To judge from a lot of pre-referendum opinion polls, a No victory could only have been by a very narrow margin. That would have led immediately to a new coalition of campaigning journalists, pro-abortion doctors, hard-line feminists, and left-wing politicians all calling for a Nice-and-Lisbon style rerun of the referendum. The ‘No’ side had run a campaign based on fear, we would be told. Doctors’ hands were still tied and thousands of women still suffering from the lack of abortion services in Ireland. Journalists in particular would not have let the issue go. The National Union of Journalists has supported abortion for a generation now, and it shows in the behaviour of the majority of its members. We would have more personal stories about tragic situations and nothing about the hardship and suffering that abortion has caused. Our bruised political leaders would have been only too happy to let the media write their script. Another referendum would have followed within the decade.
This is not to say we are better off with a Yes vote. Far from it. We do not yet know how many, but thousands of future children will have their lives taken away before birth as a result of last weekend’s decision. One friend of mine was disturbed by the cheering and hollering following the result. It was hard to think of a time, she said, in the western world anyway, when crowds of people gathered to cheer a decision to allow the deaths of thousands of human beings.
The truth is, the Eighth Amendment guaranteed world-beating standards of medical care for women while keeping Ireland’s abortion rates remarkably low. That was a huge achievement in the western world where abortion has become a commonplace, an elective procedure akin to the removal of a scar.
But Ireland has now rejected the two-patient model of pregnancy. More and more lives will be lost. When legalisation happens, normalisation follows.
Last Friday, the tiny minority was shunned and rejected. We are now left with a grim reality summed up in a really sick phrase, ‘abortion care’.
Abortion rates will eventually go up because of last Friday’s decision. But we still have to acknowledge that thousands of abortions were already happening and would continue to happen, regardless of Ireland’s law. We have to face it. Ours is a divided country. Many people feel that abortion is simply a private choice, a woman’s decision, and the baby’s rights either don’t exist or don’t count. And they live their lives accordingly.

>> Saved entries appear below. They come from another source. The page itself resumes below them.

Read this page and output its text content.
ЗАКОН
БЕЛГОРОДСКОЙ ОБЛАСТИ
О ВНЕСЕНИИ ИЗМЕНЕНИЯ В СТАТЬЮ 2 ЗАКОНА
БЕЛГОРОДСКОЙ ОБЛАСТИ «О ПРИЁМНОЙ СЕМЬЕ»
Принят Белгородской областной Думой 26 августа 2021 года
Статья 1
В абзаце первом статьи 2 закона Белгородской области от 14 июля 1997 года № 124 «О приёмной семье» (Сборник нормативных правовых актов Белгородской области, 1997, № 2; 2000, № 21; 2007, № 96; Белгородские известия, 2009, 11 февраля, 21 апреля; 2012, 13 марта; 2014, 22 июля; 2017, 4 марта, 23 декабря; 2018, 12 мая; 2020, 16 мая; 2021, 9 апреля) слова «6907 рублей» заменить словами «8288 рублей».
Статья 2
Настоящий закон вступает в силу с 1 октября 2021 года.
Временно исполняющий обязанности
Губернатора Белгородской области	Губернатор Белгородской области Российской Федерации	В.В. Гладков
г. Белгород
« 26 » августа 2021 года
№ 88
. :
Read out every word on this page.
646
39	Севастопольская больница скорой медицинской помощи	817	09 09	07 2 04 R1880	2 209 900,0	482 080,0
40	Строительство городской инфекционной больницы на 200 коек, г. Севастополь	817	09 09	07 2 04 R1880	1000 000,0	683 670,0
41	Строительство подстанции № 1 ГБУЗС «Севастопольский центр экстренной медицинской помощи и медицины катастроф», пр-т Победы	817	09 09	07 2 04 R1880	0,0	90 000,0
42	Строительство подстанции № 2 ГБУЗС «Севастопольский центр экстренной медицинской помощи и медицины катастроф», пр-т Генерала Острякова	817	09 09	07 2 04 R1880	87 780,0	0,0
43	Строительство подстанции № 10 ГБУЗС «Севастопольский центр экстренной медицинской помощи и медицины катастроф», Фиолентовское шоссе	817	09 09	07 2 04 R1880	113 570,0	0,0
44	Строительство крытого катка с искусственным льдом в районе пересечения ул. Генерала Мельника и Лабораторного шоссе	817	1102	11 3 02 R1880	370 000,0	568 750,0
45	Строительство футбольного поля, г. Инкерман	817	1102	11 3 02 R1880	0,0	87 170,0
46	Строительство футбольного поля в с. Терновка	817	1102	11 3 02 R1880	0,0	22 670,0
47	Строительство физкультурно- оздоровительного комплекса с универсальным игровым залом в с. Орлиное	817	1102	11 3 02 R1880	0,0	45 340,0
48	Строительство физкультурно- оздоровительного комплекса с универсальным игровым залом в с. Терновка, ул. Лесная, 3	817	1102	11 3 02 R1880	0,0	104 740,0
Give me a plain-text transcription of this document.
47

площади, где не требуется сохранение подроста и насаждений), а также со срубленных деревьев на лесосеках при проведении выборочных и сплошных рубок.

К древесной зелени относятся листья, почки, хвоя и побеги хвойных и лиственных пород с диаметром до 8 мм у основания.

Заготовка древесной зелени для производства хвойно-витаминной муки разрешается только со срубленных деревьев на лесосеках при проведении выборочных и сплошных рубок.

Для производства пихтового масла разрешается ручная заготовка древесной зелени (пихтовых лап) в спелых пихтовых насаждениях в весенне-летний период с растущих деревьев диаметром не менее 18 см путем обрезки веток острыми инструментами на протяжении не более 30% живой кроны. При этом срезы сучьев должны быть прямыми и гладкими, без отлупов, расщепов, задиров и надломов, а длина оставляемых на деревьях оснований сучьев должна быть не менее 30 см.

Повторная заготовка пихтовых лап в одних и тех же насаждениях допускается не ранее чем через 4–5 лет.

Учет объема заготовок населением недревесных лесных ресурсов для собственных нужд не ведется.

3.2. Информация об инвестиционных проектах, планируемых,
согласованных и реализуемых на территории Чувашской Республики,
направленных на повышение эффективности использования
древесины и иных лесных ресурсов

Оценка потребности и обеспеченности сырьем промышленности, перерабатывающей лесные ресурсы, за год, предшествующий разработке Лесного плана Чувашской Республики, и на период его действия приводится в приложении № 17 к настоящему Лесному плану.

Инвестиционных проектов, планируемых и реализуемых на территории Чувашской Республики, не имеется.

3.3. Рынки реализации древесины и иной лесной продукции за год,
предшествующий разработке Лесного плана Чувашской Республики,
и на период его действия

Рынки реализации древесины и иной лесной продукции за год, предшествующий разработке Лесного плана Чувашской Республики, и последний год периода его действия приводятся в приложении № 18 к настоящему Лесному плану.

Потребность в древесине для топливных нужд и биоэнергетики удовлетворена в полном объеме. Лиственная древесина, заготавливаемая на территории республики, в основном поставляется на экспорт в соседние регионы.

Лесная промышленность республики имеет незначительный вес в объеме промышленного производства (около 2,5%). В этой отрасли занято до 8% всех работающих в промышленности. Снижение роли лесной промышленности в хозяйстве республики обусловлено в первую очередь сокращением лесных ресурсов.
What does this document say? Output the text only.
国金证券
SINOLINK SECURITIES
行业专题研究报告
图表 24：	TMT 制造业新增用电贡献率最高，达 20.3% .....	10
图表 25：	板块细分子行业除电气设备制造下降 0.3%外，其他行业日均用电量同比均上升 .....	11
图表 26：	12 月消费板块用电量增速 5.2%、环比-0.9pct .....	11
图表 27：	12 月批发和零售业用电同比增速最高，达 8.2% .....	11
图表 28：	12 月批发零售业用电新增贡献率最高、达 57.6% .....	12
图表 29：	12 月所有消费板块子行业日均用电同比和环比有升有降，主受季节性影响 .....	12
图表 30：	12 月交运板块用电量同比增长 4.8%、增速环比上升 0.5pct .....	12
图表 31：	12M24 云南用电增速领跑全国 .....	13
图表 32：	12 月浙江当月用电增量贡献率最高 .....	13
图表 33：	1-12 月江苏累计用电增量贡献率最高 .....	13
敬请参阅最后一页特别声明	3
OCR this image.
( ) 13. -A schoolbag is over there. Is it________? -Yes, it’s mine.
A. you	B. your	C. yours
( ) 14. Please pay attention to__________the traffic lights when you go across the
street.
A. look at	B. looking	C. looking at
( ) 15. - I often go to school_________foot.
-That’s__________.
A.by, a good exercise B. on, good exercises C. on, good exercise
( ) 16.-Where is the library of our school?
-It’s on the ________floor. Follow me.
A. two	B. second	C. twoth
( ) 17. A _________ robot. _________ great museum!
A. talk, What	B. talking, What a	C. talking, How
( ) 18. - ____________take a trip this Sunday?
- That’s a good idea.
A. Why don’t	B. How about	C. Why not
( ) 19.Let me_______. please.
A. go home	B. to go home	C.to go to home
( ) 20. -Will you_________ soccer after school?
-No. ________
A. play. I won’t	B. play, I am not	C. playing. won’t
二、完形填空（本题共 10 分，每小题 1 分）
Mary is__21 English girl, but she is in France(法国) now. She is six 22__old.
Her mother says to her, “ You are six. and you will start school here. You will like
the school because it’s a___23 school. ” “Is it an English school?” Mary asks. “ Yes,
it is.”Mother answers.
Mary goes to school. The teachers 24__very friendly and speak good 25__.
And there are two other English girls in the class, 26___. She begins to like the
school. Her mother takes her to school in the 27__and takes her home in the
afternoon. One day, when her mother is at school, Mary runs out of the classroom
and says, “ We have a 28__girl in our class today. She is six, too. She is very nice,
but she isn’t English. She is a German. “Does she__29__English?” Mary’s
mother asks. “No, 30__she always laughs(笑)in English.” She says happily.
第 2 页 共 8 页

That means that pro-life people have the same task facing them, regardless of the referendum result. We must work to persuade each new generation that abortion is the wrong choice when you are pregnant and panicking. Only love and generosity can overcome the impulses of fear and self-protection that make abortion seem so reasonable. Official Ireland offers someone else’s death as the solution to your problem. People who want to love both, to use a phrase that will hopefully not be forgotten, must take the lead in offering an alternative vision. The gentler Ireland that says ‘choose life’ must work harder now, without the support of the law, to offer friendship, counselling, emotional support, financial assistance — whatever it takes — to help women generously give life instead of taking a decision that many of them will come to regret.
Without the support of the law, pro-life people must engage the fields of arts, culture, education, and science to open hearts and minds again.
And among the allies we need are many Yes voters. Many people who voted Yes last Friday remain deeply uncomfortable about abortion. They voted to give politicians a free hand because they couldn’t believe that abortion was always wrong. But that doesn’t mean they think abortion is always right. In the coming months, many of these voters will be unpleasantly surprised at the extent to which the Government will want to push abortion services. The pro-life community must get busy again. Should abortion really be available without restriction up to 12 weeks? Should we allow later-term abortions on mental health grounds when there is no evidence that abortion improves mental health? Should medical staff be required to refer people to abortionists if they object to what is happening? The conversation is only beginning.
Senator Rónán Mullen represents the National University of Ireland constituency and is a founder member of Galway for Life.